The section then proceeds to provide for settling the terms of contract, security, the opening of bids, and other details, not material to the present inquiry.

[307]*307I think that it appears very clearly from the terms of section 104, that it applies only to contracts to be made or let by authority of the common council and to work done and supplies furnished by their authority. The section provides that the contracts shall be made under such regulations as shall be established by ordinances of the common council. That when the work or supplies involve the expenditure of more than $1,000, the same shall be by contract, unless by a vote of three-fourths of the members elected to each board it shall be otherwise ordered. Clearly showing that the section refers to work ordered by the common council or done under their authority, and that the terms “ all contracts ” and “ all such contracts,” when used in the subsequent part of the section relating to advertisements for proposals, refer to contracts for work of the character mentioned in the preceding part of the section.

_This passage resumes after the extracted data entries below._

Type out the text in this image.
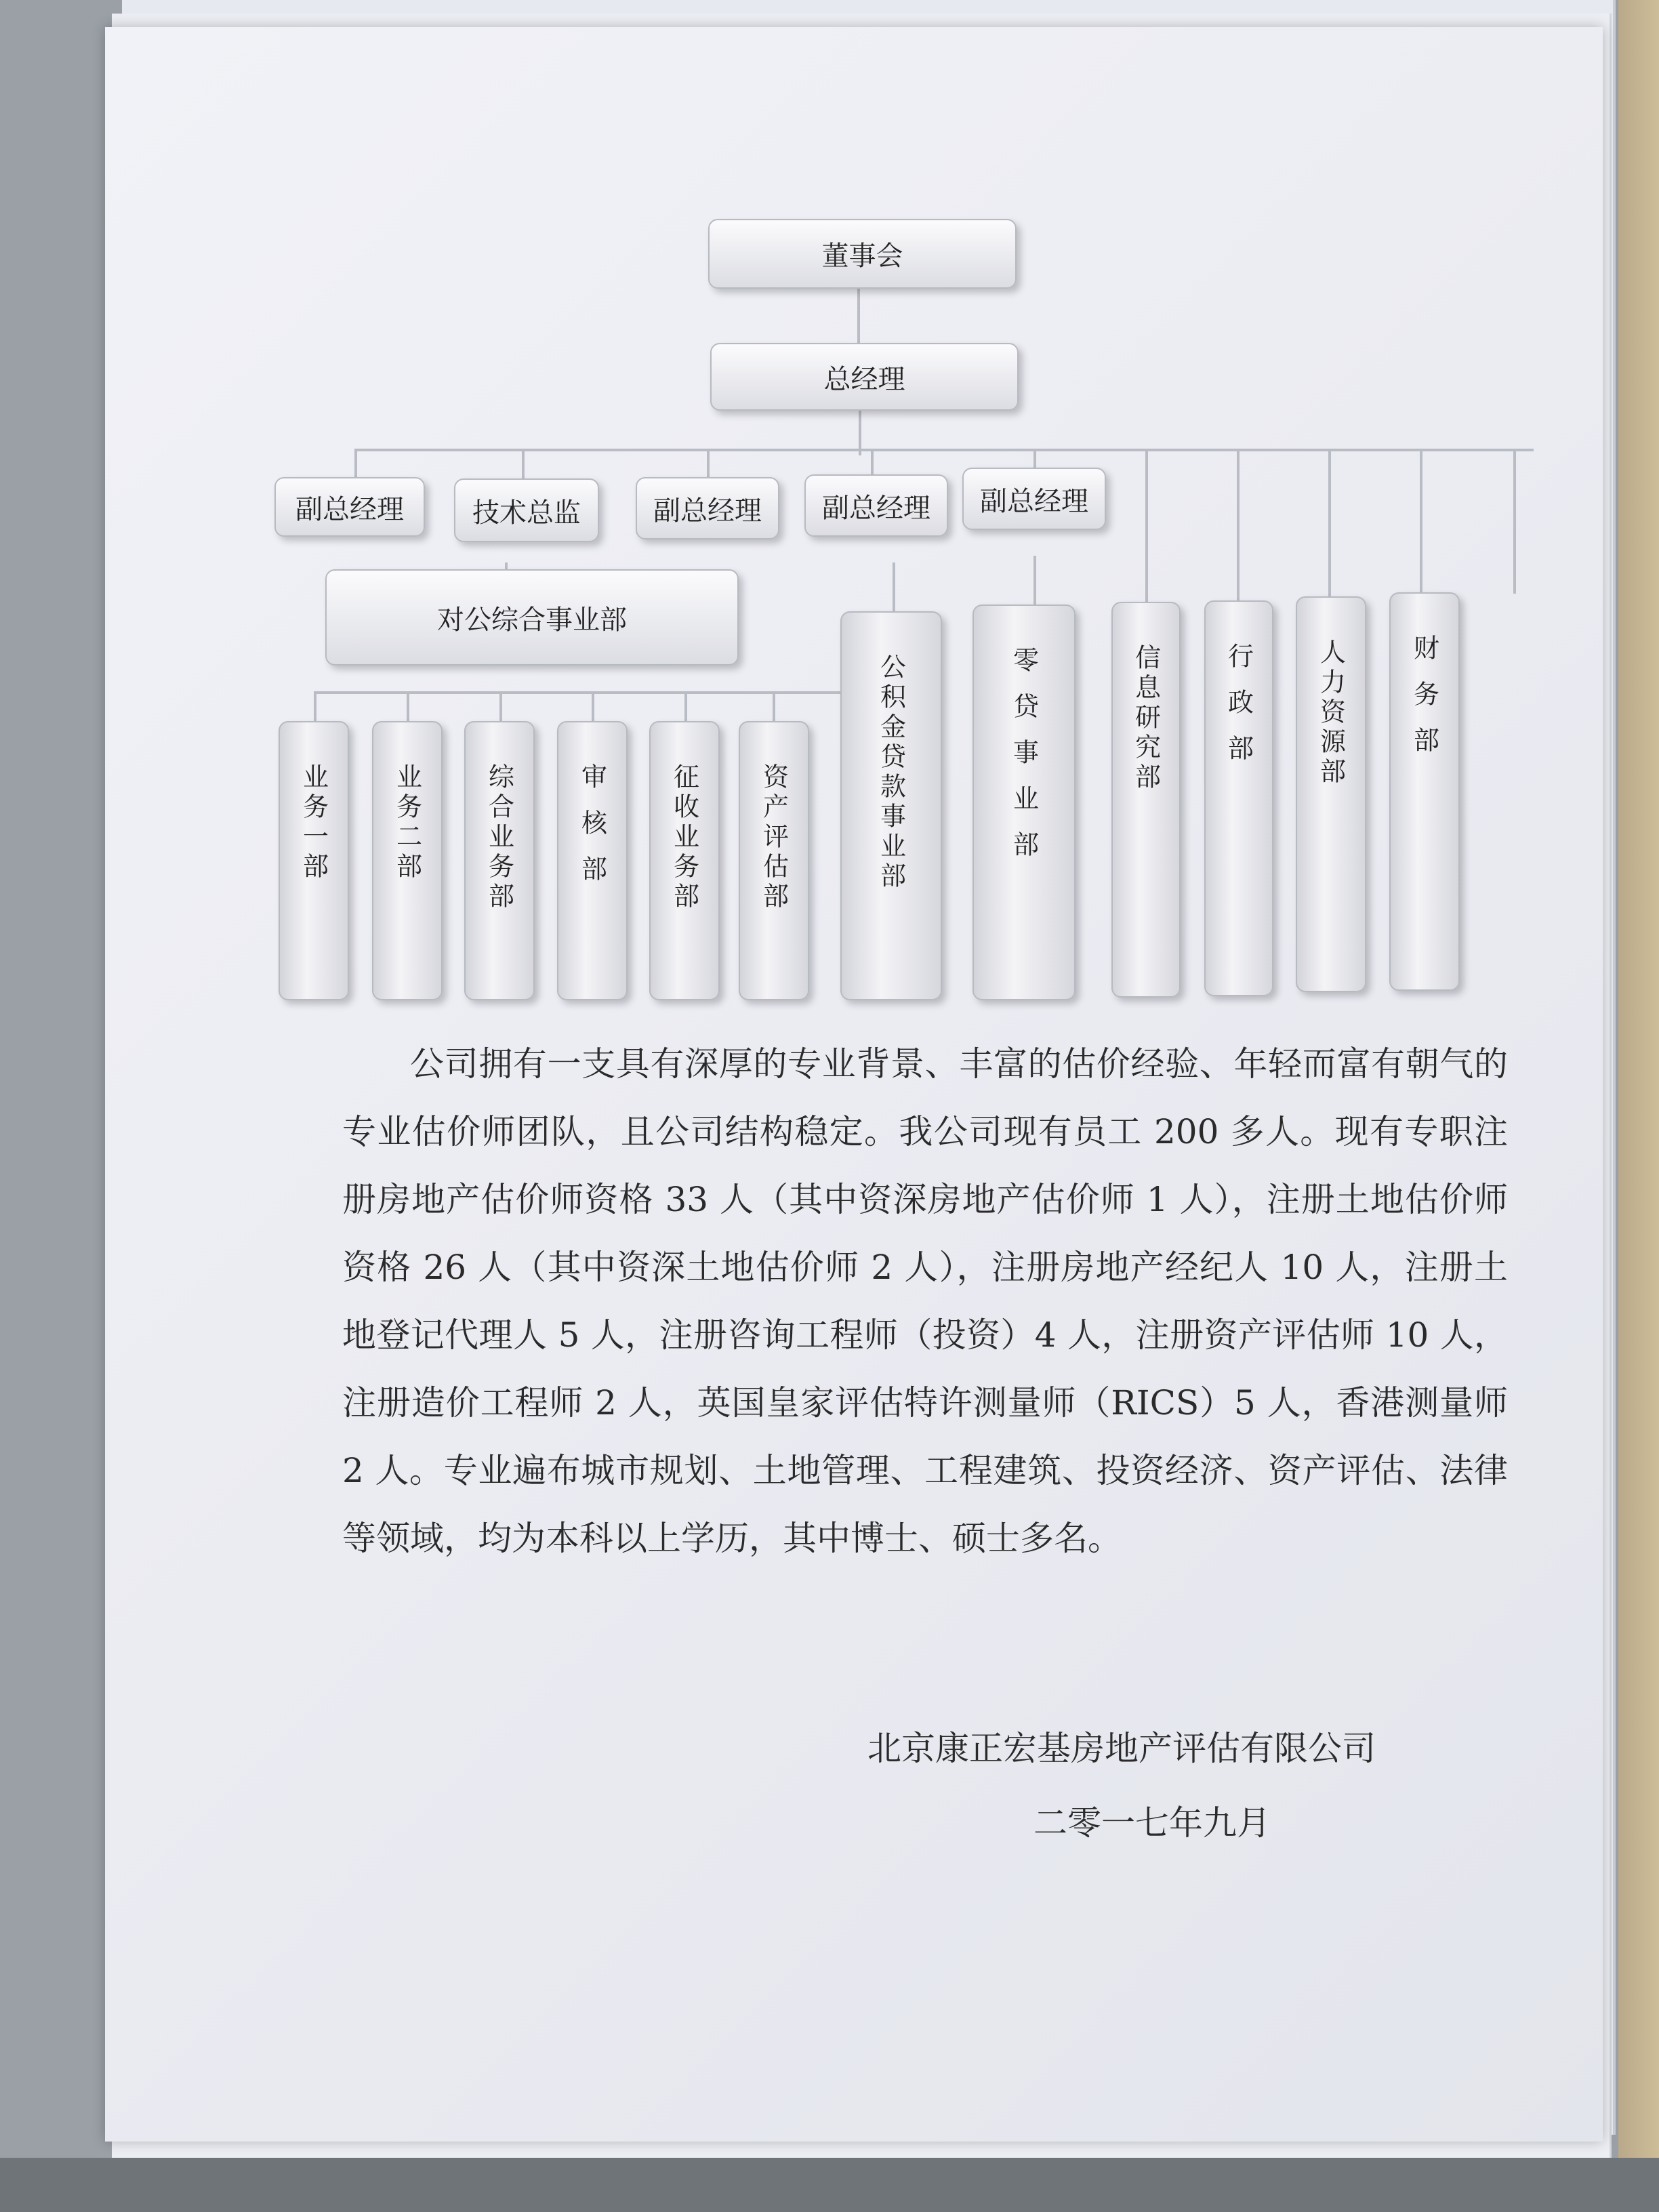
董事会
总经理
副总经理	技术总监	副总经理	副总经理	副总经理
对公综合事业部
业务一部	业务二部	综合业务部	审核部	征收业务部	资产评估部	公积金贷款事业部	零贷事业部	信息研究部	行政部	人力资源部	财务部

公司拥有一支具有深厚的专业背景、丰富的估价经验、年轻而富有朝气的专业估价师团队，且公司结构稳定。我公司现有员工 200 多人。现有专职注册房地产估价师资格 33 人（其中资深房地产估价师 1 人），注册土地估价师资格 26 人（其中资深土地估价师 2 人），注册房地产经纪人 10 人，注册土地登记代理人 5 人，注册咨询工程师（投资）4 人，注册资产评估师 10 人，注册造价工程师 2 人，英国皇家评估特许测量师（RICS）5 人，香港测量师 2 人。专业遍布城市规划、土地管理、工程建筑、投资经济、资产评估、法律等领域，均为本科以上学历，其中博士、硕士多名。

北京康正宏基房地产评估有限公司
二零一七年九月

The act of 1871 conferred no authority upon the common council to order the work in question, or to let any contract therefor. The power was conferred directly and exclusively upon the commissioner of public works, to represent the corporation defendant in that matter. The common council had no jurisdiction over the subject and could neither initiate or stop the work, nor determine whether it should be done by contract or otherwise. .The amount to be expended, and the extent of the work to be performed, were, by the act, left to the sole judgment of the commissioner of public works, and the comptroller was peremptorily required to raise on the credit of the city such amounts as in the judgment of the commissioner should be necessary to execute the work, within the limit of $1,500,000. The act of 1871 contains no provision making section 104 of the charter applicable to work ordered by the commissioner of public works pursuant to'the authority conferred upon him, although it does apply to the bonds which may be issued under it all the existing laws pledging the faith of the city and providing sinking funds for the payment of the interest and redemption of the principal of the city debt. It is fair to presume that if it had been intended also [308]*308to incorporate in the act of 1871 the existing provisions of the charter relative to contracts made, or work done by authority of the common council, they would have been in some manner referred to. On the contrary, it appears that the legislature intended to exclude this work authorized by the act of 1871, from the jurisdiction of the common council and to place it wholly under the control of the commissioner. With the wisdom or prudence of this legislation we have nothing to do; we can only interpret the law as we find it, and this designates expressly the particular agency through which the defendants were to act, to the exclusion of all others.